自民党を激しく動揺させた福井県知事選の「奇跡的」な結果
問題は昨年の参院選のような勢いが今も続いているかどうかだ。国家主義的な政治信条など共通項が多く、支持層も重なる高市氏が首相になったことで、岸田政権、石破政権を嫌って流出した支持者が自民党に戻り、参政党の伸びに強いブレーキがかかるかと思われた。事実、参政党の支持率は昨年夏をピークに下がり続けていた。
だが、25日投開票された福井県知事選の結果は、自民党を激しく動揺させた。自民党本部が支持した元越前市長の山田賢一氏に対し、保守系の福井市議らが推す35歳の元外務省職員、石田嵩人氏は圧倒的に不利と見られていた。ところが、選挙途中から参政党が支援に乗り出すと、たちまち様相は一変、政治経験のない石田氏が大逆転勝利をおさめた。
選挙終盤、参政党の神谷宗幣代表が石田氏との対談動画を配信したり、支援を街頭で呼びかけるなどしたことが、無名の若者に奇跡を呼び込んだと思われる。
「保守層奪還に期待が高まっていたが、冷や水を浴びせられた格好」と時事通信は自民党の落胆ぶりを報じた。まさにそういうことだろう。選挙で発揮される神谷氏のカリスマ性は健在とみえる。
もちろん、一つの県知事選だけで国政選挙の行方をうらなうことはできない。だが、3人だった参政党の衆院議席が、目標の30には届かないまでも、二桁に乗るのは確実だろう。また、参政党は勝算のない候補者でも小選挙区に多数を擁立しており、その分、自民党候補の票を食い荒らす構図にもなっている。

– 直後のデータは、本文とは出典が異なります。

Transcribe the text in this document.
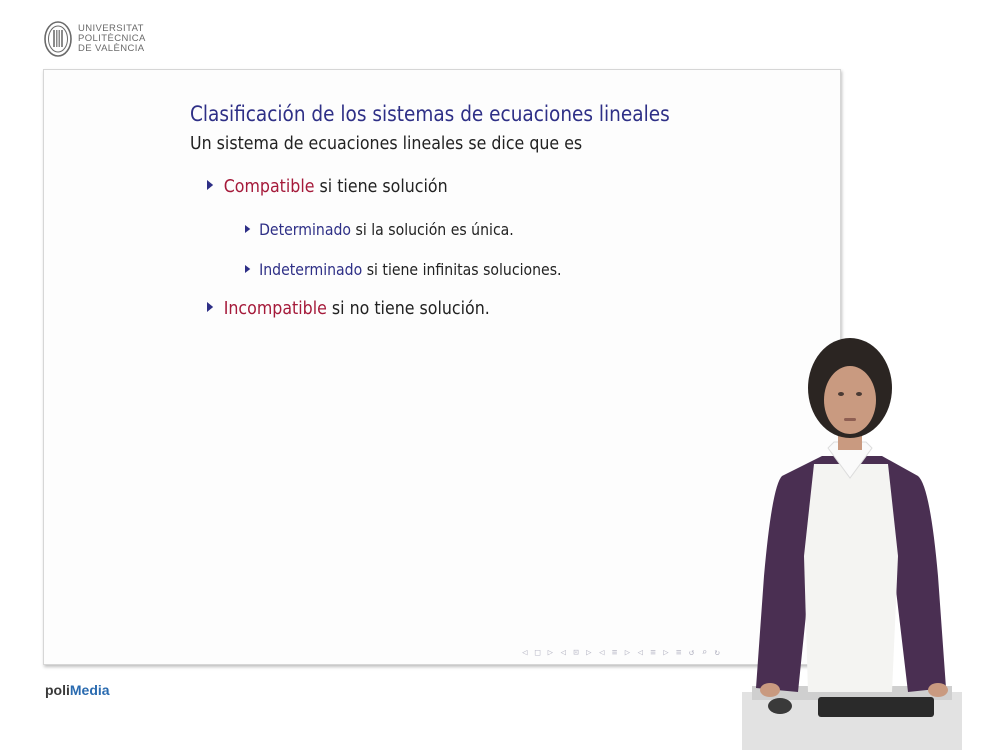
UNIVERSITAT
POLITÈCNICA
DE VALÈNCIA
Clasificación de los sistemas de ecuaciones lineales
Un sistema de ecuaciones lineales se dice que es
Compatible si tiene solución
Determinado si la solución es única.
Indeterminado si tiene infinitas soluciones.
Incompatible si no tiene solución.
◁ □ ▷ ◁ ⊡ ▷ ◁ ≡ ▷ ◁ ≡ ▷ ≡ ↺ ⌕ ↻
poliMedia
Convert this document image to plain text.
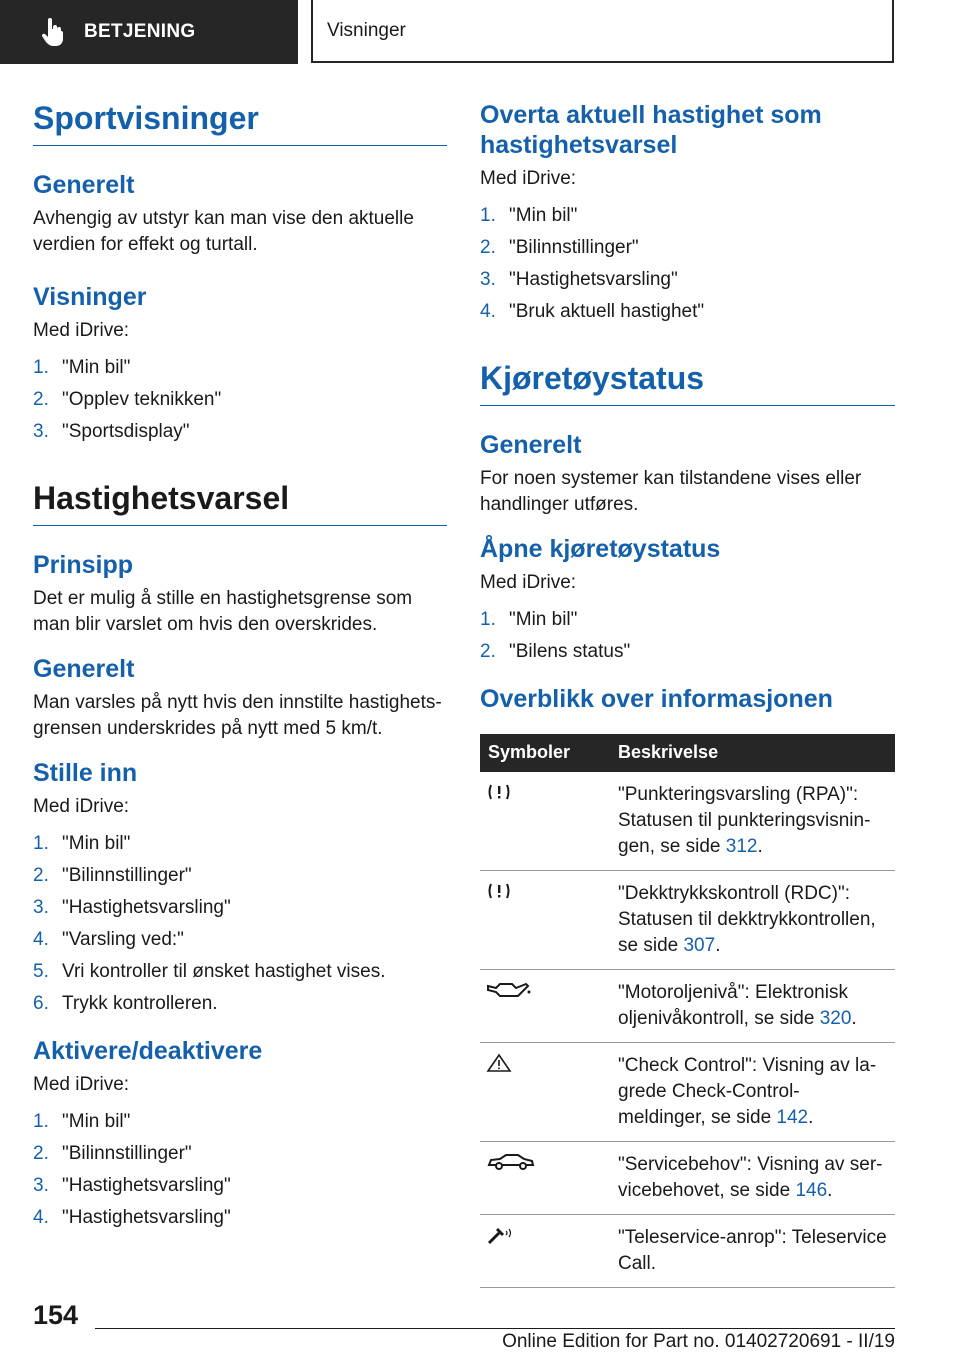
BETJENING	Visninger
Sportvisninger
Generelt

Avhengig av utstyr kan man vise den aktuelle verdien for effekt og turtall.

Visninger

Med iDrive:

1. "Min bil"
2. "Opplev teknikken"
3. "Sportsdisplay"
Hastighetsvarsel
Prinsipp

Det er mulig å stille en hastighetsgrense som man blir varslet om hvis den overskrides.

Generelt

Man varsles på nytt hvis den innstilte hastighetsgrensen underskrides på nytt med 5 km/t.

Stille inn

Med iDrive:

1. "Min bil"
2. "Bilinnstillinger"
3. "Hastighetsvarsling"
4. "Varsling ved:"
5. Vri kontroller til ønsket hastighet vises.
6. Trykk kontrolleren.
Aktivere/deaktivere

Med iDrive:

1. "Min bil"
2. "Bilinnstillinger"
3. "Hastighetsvarsling"
4. "Hastighetsvarsling"
Overta aktuell hastighet som hastighetsvarsel

Med iDrive:

1. "Min bil"
2. "Bilinnstillinger"
3. "Hastighetsvarsling"
4. "Bruk aktuell hastighet"
Kjøretøystatus
Generelt

For noen systemer kan tilstandene vises eller handlinger utføres.

Åpne kjøretøystatus

Med iDrive:

1. "Min bil"
2. "Bilens status"
Overblikk over informasjonen
Symboler	Beskrivelse
	"Punkteringsvarsling (RPA)": Statusen til punkteringsvisningen, se side 312.
	"Dekktrykkskontroll (RDC)": Statusen til dekktrykkontrollen, se side 307.
	"Motoroljenivå": Elektronisk oljenivåkontroll, se side 320.
	"Check Control": Visning av lagrede Check-Control-meldinger, se side 142.
	"Servicebehov": Visning av servicebehovet, se side 146.
	"Teleservice-anrop": Teleservice Call.
154
Online Edition for Part no. 01402720691 - II/19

積極財政や外国人政策の規制強化などを訴える参政党は、政策の方向性も支持層も高市首相と重なる。選挙で自民党とどう向き合うかは、重要な課題だ。J-CASTニュース(1月26日配信)に、その難題にまつわる一つの記事が掲載された。
1月25日、福井テレビの討論番組に参政党の衆院選立候補者、藤本一希氏が出演したさいのことだ。「選挙戦で最も訴えたいこと」として、「高市氏を支持」とフリップを出し、こう語った。「今回は自民党対ほかの野党という戦いではなく、党の壁を超えて、高市氏が進めたい国づくりを支持するのか支持しないのか、そんな戦いだと思っております」。
高市首相を支持するために衆院選を戦う。それが参政党の目的なのか。当然、内部から批判の声が上がる。記事には、こう書かれている。
参政党員だというXユーザーが「ここは党の見解を今一度統一していただきたく思います」と厳しいポストを投稿すると、神谷代表がこれに反応。当該ポストを引用した上で、「厳重注意しました」と明かした。
藤本氏は「誠に申し訳ありませんでした」と謝罪。高市政権について神谷代表は「40%は支持できるが、60%は支持できない。40%の部分を本気でやってもらえるならそこは協力したい」と微妙な言い回しで釈明した。